Jouant un rôle de transition entre le milieu scolaire et le milieu professionnel, le C.P.P. va former les jeunes à une certaine autonomie au niveau du travail et de la vie de tous les jours en dispensant une formation à caractère général et en jouant un rôle tant socioéducatif que thérapeutique.
A l’aide de formations soutenues par des outils de travail éducatifs et pédagogiques adaptés aux capacités individuelles et physiques des stagiaires en situation de handicap, il s’agit de développer les possibilités de ceux-ci et d’ajuster les formations par rapport aux besoins des entreprises, afin de permettre une insertion en milieu de travail ordinaire.
Dans les entreprises, le recrutement se fait surtout d’après la qualification et l’expérience professionnelle, l’insertion socio-économique des personnes handicapées se fera donc essentiellement en fonction des efforts réalisés au niveau de la formation professionnelle.
Les études de marché définissent les besoins des entreprises. Par rapport à ces besoins, il faudra adapter le contenu et les méthodes de la formation professionnelle. Néanmoins, la formation ne se limitera pas au seul développement des aptitudes professionnelles suivant les potentialités productives de la personne handicapée, mais il faudra développer également les aptitudes sociales, à communiquer et à travailler en équipe.
Dans la pratique, le C.P.P. est structuré en groupes, chaque groupe étant encadré par un éducateur.
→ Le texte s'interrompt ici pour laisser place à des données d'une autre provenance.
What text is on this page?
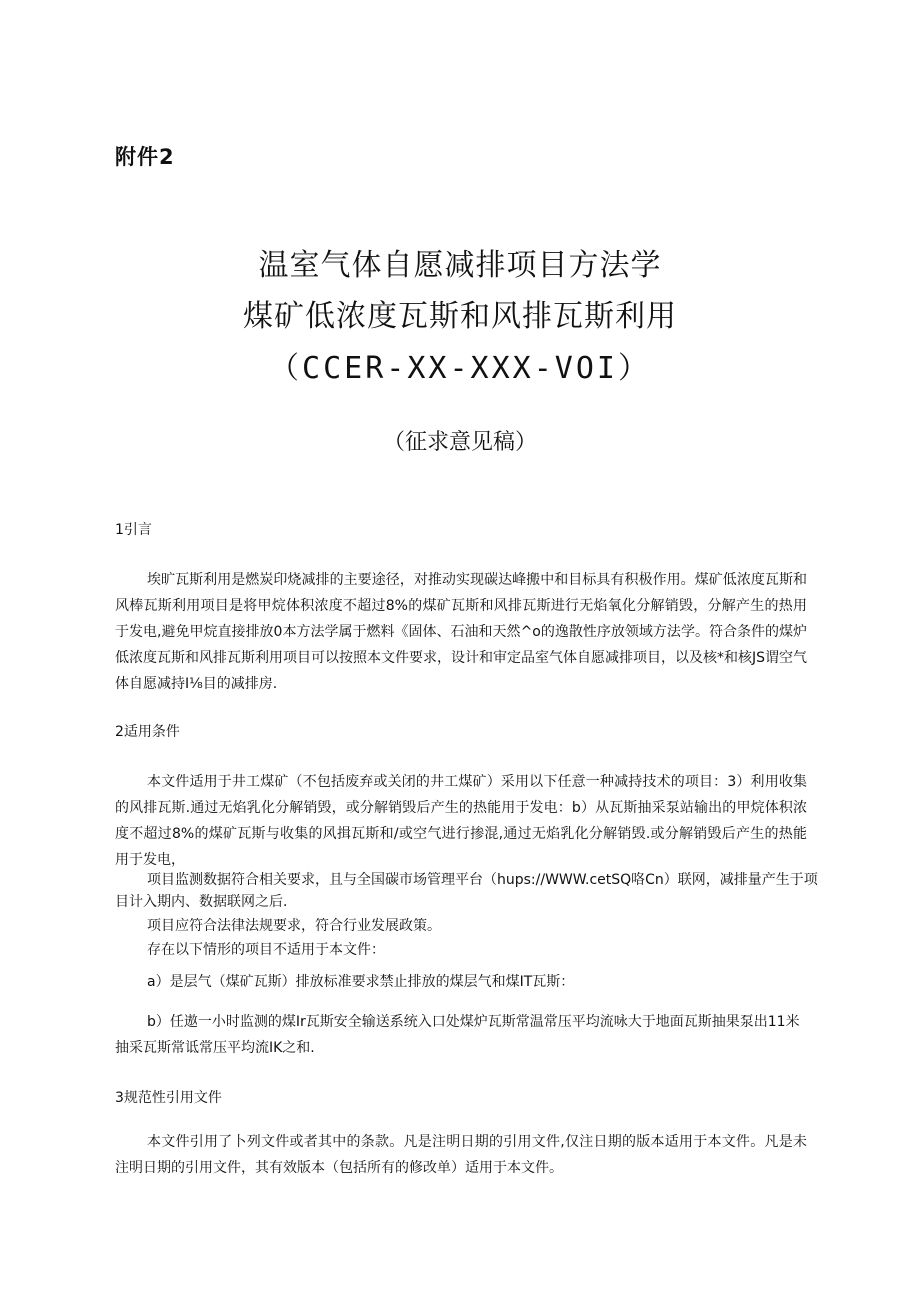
附件2
温室气体自愿减排项目方法学
煤矿低浓度瓦斯和风排瓦斯利用
（CCER-XX-XXX-VOI）
（征求意见稿）
1引言
埃旷瓦斯利用是燃炭印烧减排的主要途径，对推动实现碳达峰搬中和目标具有积极作用。煤矿低浓度瓦斯和风棒瓦斯利用项目是将甲烷体积浓度不超过8%的煤矿瓦斯和风排瓦斯进行无焰氧化分解销毁，分解产生的热用于发电,避免甲烷直接排放0本方法学属于燃料《固体、石油和天然^o的逸散性序放领域方法学。符合条件的煤炉低浓度瓦斯和风排瓦斯利用项目可以按照本文件要求，设计和审定品室气体自愿减排项目，以及核*和核JS谓空气体自愿减持I⅛目的减排房.
2适用条件
本文件适用于井工煤矿（不包括废弃或关闭的井工煤矿）采用以下任意一种减持技术的项目：3）利用收集的风排瓦斯.通过无焰乳化分解销毁，或分解销毁后产生的热能用于发电：b）从瓦斯抽采泵站输出的甲烷体积浓度不超过8%的煤矿瓦斯与收集的风揖瓦斯和/或空气进行掺混,通过无焰乳化分解销毁.或分解销毁后产生的热能用于发电，
项目监测数据符合相关要求，且与全国碳市场管理平台（hups://WWW.cetSQ咯Cn）联网，减排量产生于项
目计入期内、数据联网之后.
项目应符合法律法规要求，符合行业发展政策。
存在以下情形的项目不适用于本文件：
a）是层气（煤矿瓦斯）排放标准要求禁止排放的煤层气和煤IT瓦斯：
b）任遨一小时监测的煤Ir瓦斯安全输送系统入口处煤炉瓦斯常温常压平均流咏大于地面瓦斯抽果泵出11米抽采瓦斯常诋常压平均流IK之和.
3规范性引用文件
本文件引用了卜列文件或者其中的条款。凡是注明日期的引用文件,仅注日期的版本适用于本文件。凡是未注明日期的引用文件，其有效版本（包括所有的修改单）适用于本文件。
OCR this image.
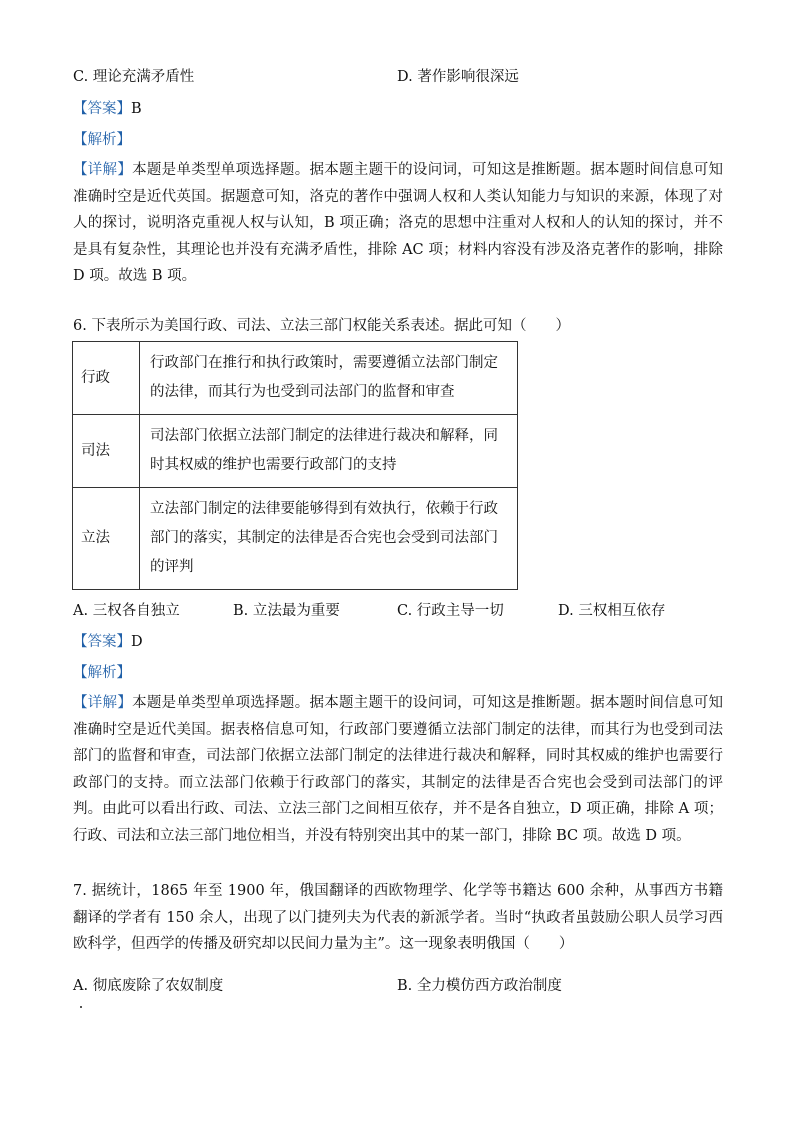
C. 理论充满矛盾性	D. 著作影响很深远
【答案】B
【解析】
【详解】本题是单类型单项选择题。据本题主题干的设问词，可知这是推断题。据本题时间信息可知准确时空是近代英国。据题意可知，洛克的著作中强调人权和人类认知能力与知识的来源，体现了对人的探讨，说明洛克重视人权与认知，B 项正确；洛克的思想中注重对人权和人的认知的探讨，并不是具有复杂性，其理论也并没有充满矛盾性，排除 AC 项；材料内容没有涉及洛克著作的影响，排除 D 项。故选 B 项。
6. 下表所示为美国行政、司法、立法三部门权能关系表述。据此可知（　　）
行政	行政部门在推行和执行政策时，需要遵循立法部门制定的法律，而其行为也受到司法部门的监督和审查
司法	司法部门依据立法部门制定的法律进行裁决和解释，同时其权威的维护也需要行政部门的支持
立法	立法部门制定的法律要能够得到有效执行，依赖于行政部门的落实，其制定的法律是否合宪也会受到司法部门的评判
A. 三权各自独立	B. 立法最为重要	C. 行政主导一切	D. 三权相互依存
【答案】D
【解析】
【详解】本题是单类型单项选择题。据本题主题干的设问词，可知这是推断题。据本题时间信息可知准确时空是近代美国。据表格信息可知，行政部门要遵循立法部门制定的法律，而其行为也受到司法部门的监督和审查，司法部门依据立法部门制定的法律进行裁决和解释，同时其权威的维护也需要行政部门的支持。而立法部门依赖于行政部门的落实，其制定的法律是否合宪也会受到司法部门的评判。由此可以看出行政、司法、立法三部门之间相互依存，并不是各自独立，D 项正确，排除 A 项；行政、司法和立法三部门地位相当，并没有特别突出其中的某一部门，排除 BC 项。故选 D 项。
7. 据统计，1865 年至 1900 年，俄国翻译的西欧物理学、化学等书籍达 600 余种，从事西方书籍翻译的学者有 150 余人，出现了以门捷列夫为代表的新派学者。当时“执政者虽鼓励公职人员学习西欧科学，但西学的传播及研究却以民间力量为主”。这一现象表明俄国（　　）
A. 彻底废除了农奴制度	B. 全力模仿西方政治制度
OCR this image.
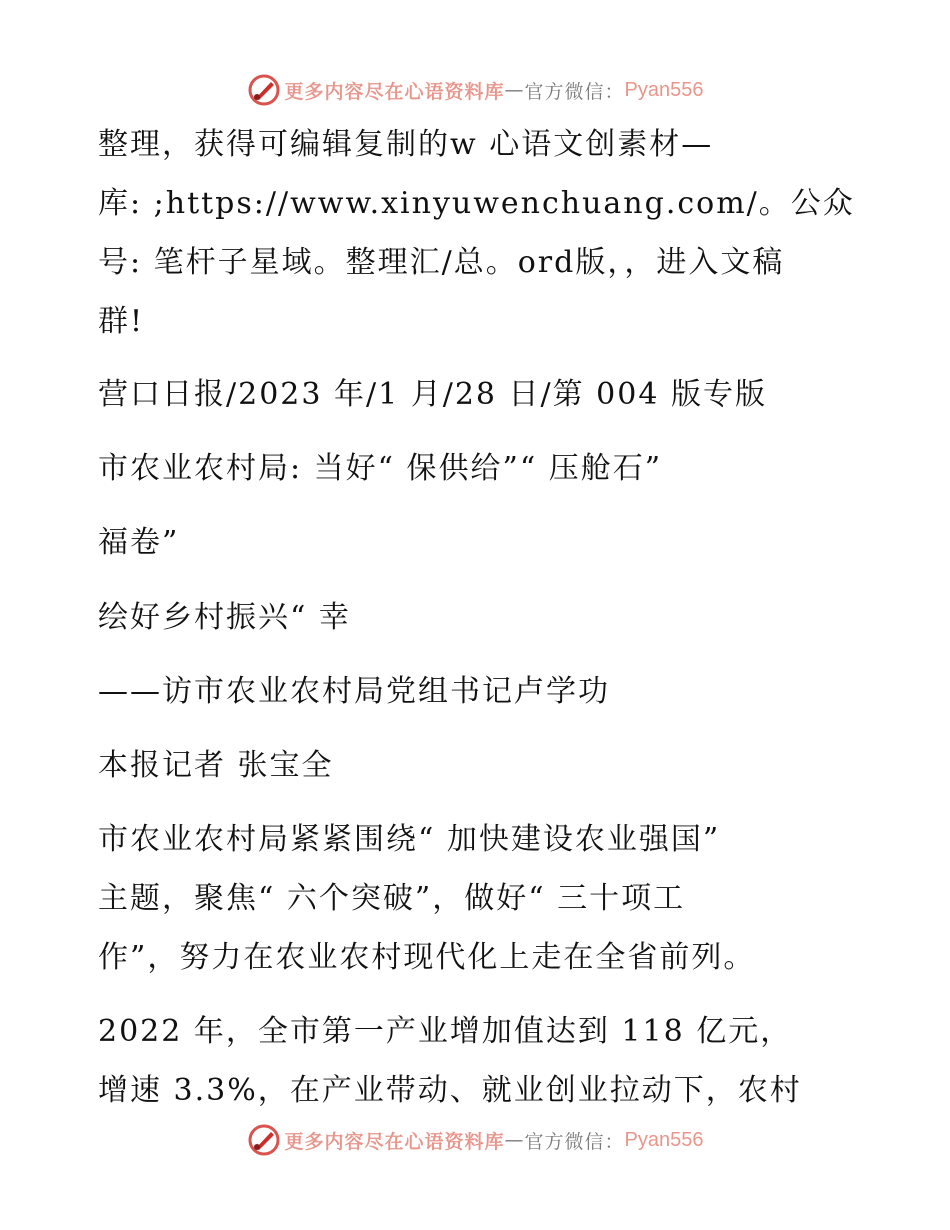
更多内容尽在心语资料库 — 官方微信： Pyan556
整理，获得可编辑复制的w 心语文创素材—
库: ;https://www.xinyuwenchuang.com/。公众
号: 笔杆子星域。整理汇/总。ord版，，进入文稿
群!
营口日报/2023 年/1 月/28 日/第 004 版专版
市农业农村局: 当好“ 保供给”“ 压舱石”
福卷”
绘好乡村振兴“ 幸
——访市农业农村局党组书记卢学功
本报记者 张宝全
市农业农村局紧紧围绕“ 加快建设农业强国”
主题，聚焦“ 六个突破”，做好“ 三十项工
作”，努力在农业农村现代化上走在全省前列。
2022 年，全市第一产业增加值达到 118 亿元，
增速 3.3%，在产业带动、就业创业拉动下，农村
更多内容尽在心语资料库 — 官方微信： Pyan556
La composition des groupes varie de semaine en semaine, d’une part pour favoriser la connaissance mutuelle des jeunes entre eux, d’autre part pour permettre une prise de connaissance des possibilités de formation et de travail. À son admission, le stagiaire parcourt d’abord les diverses sections des Ateliers afin de préciser ses potentialités et compétences sociales et professionnelles.
Cette initiation aux travaux pratiques va de pair avec un apprentissage théorique individualisé et destiné à consolider les connaissances pratiques. A côté des apprentissages spécifiques aux différents ateliers, l’accent est mis sur le développement des apprentissages sociaux et sur la consolidation des connaissances scolaires antérieures.
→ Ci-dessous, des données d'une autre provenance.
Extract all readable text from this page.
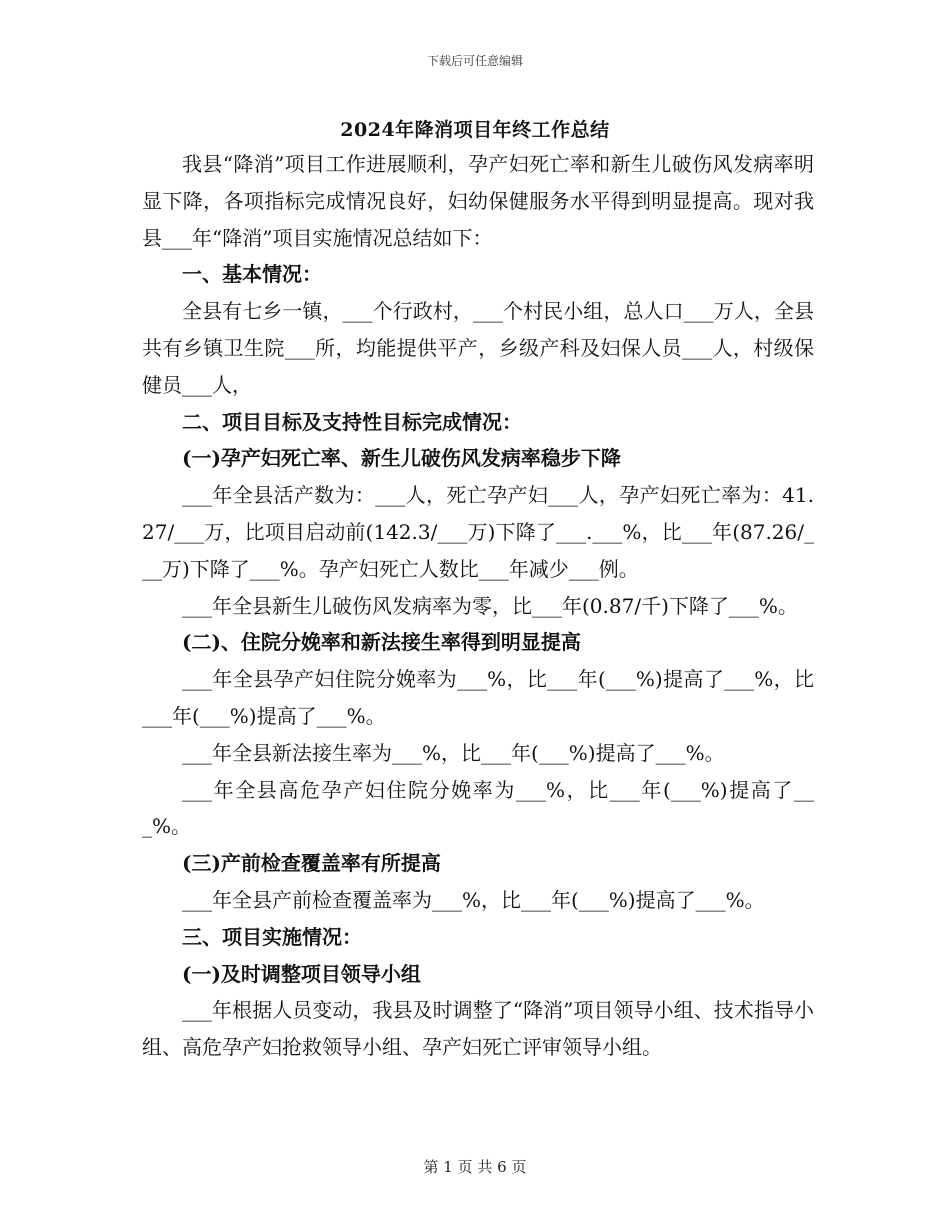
下载后可任意编辑
2024年降消项目年终工作总结

我县“降消”项目工作进展顺利，孕产妇死亡率和新生儿破伤风发病率明显下降，各项指标完成情况良好，妇幼保健服务水平得到明显提高。现对我县___年“降消”项目实施情况总结如下：

一、基本情况：

全县有七乡一镇，___个行政村，___个村民小组，总人口___万人，全县共有乡镇卫生院___所，均能提供平产，乡级产科及妇保人员___人，村级保健员___人，

二、项目目标及支持性目标完成情况：

(一)孕产妇死亡率、新生儿破伤风发病率稳步下降

___年全县活产数为：___人，死亡孕产妇___人，孕产妇死亡率为：41.27/___万，比项目启动前(142.3/___万)下降了___.___%，比___年(87.26/___万)下降了___%。孕产妇死亡人数比___年减少___例。

___年全县新生儿破伤风发病率为零，比___年(0.87/千)下降了___%。

(二)、住院分娩率和新法接生率得到明显提高

___年全县孕产妇住院分娩率为___%，比___年(___%)提高了___%，比___年(___%)提高了___%。

___年全县新法接生率为___%，比___年(___%)提高了___%。

___年全县高危孕产妇住院分娩率为___%，比___年(___%)提高了___%。

(三)产前检查覆盖率有所提高

___年全县产前检查覆盖率为___%，比___年(___%)提高了___%。

三、项目实施情况：

(一)及时调整项目领导小组

___年根据人员变动，我县及时调整了“降消”项目领导小组、技术指导小组、高危孕产妇抢救领导小组、孕产妇死亡评审领导小组。

第 1 页 共 6 页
Pour ces apprentissages plus théoriques, il est largement fait appel à des outils pédagogiques et didactiques modernes, et notamment à l’informatique avec des ordinateurs et des logiciels adaptés. Pendant cette première phase, un bilan de ses capacités professionnelles ainsi que de ses attitudes comportementales et sociales est établi par l’équipe d’accompagnement. Après des entretiens sur ses aspirations et son avenir professionnel, on élabore un projet professionnel qui précise les besoins et l’organisation de la formation professionnelle.
Dans une deuxième phase, les candidats sont intégrés dans des groupes qui restent les mêmes pendant plusieurs semaines. Accompagnés des mêmes éducateurs, ils vont travailler dans les ateliers afin de parfaire leurs connaissances techniques et théoriques. Ce sont ces groupes de travail qui vont servir de transition entre le C.P.P. et les ateliers ou le travail en milieu ouvert, transition et orientation décidées par l’équipe éducative sur base des préférences et aptitudes du jeune, sur proposition de l’éducateur qui l’a suivi tout au long du parcours en C.P.P. Si au terme de cet apprentissage la formation n’aboutit pas à une insertion professionnelle en milieu ouvert, le jeune aura la possibilité d’intégrer un des Ateliers de l’A.P.E.M.H.
Si la formation des travailleurs handicapés n’est pas une garantie d’insertion, elle en est tout de même un moyen d’accès privilégié. Et si dans la situation actuelle de l’emploi, nul ne peut dire que l’obtention d’une qualification professionnelle d’un travailleur handicapé entraînera d’une manière automatique son embauche en milieu ordinaire de travail, cette réalité ne doit pas avoir pour conséquence de le priver d’une formation professionnelle qui lui sera autant bénéfique dans d’autres environnements.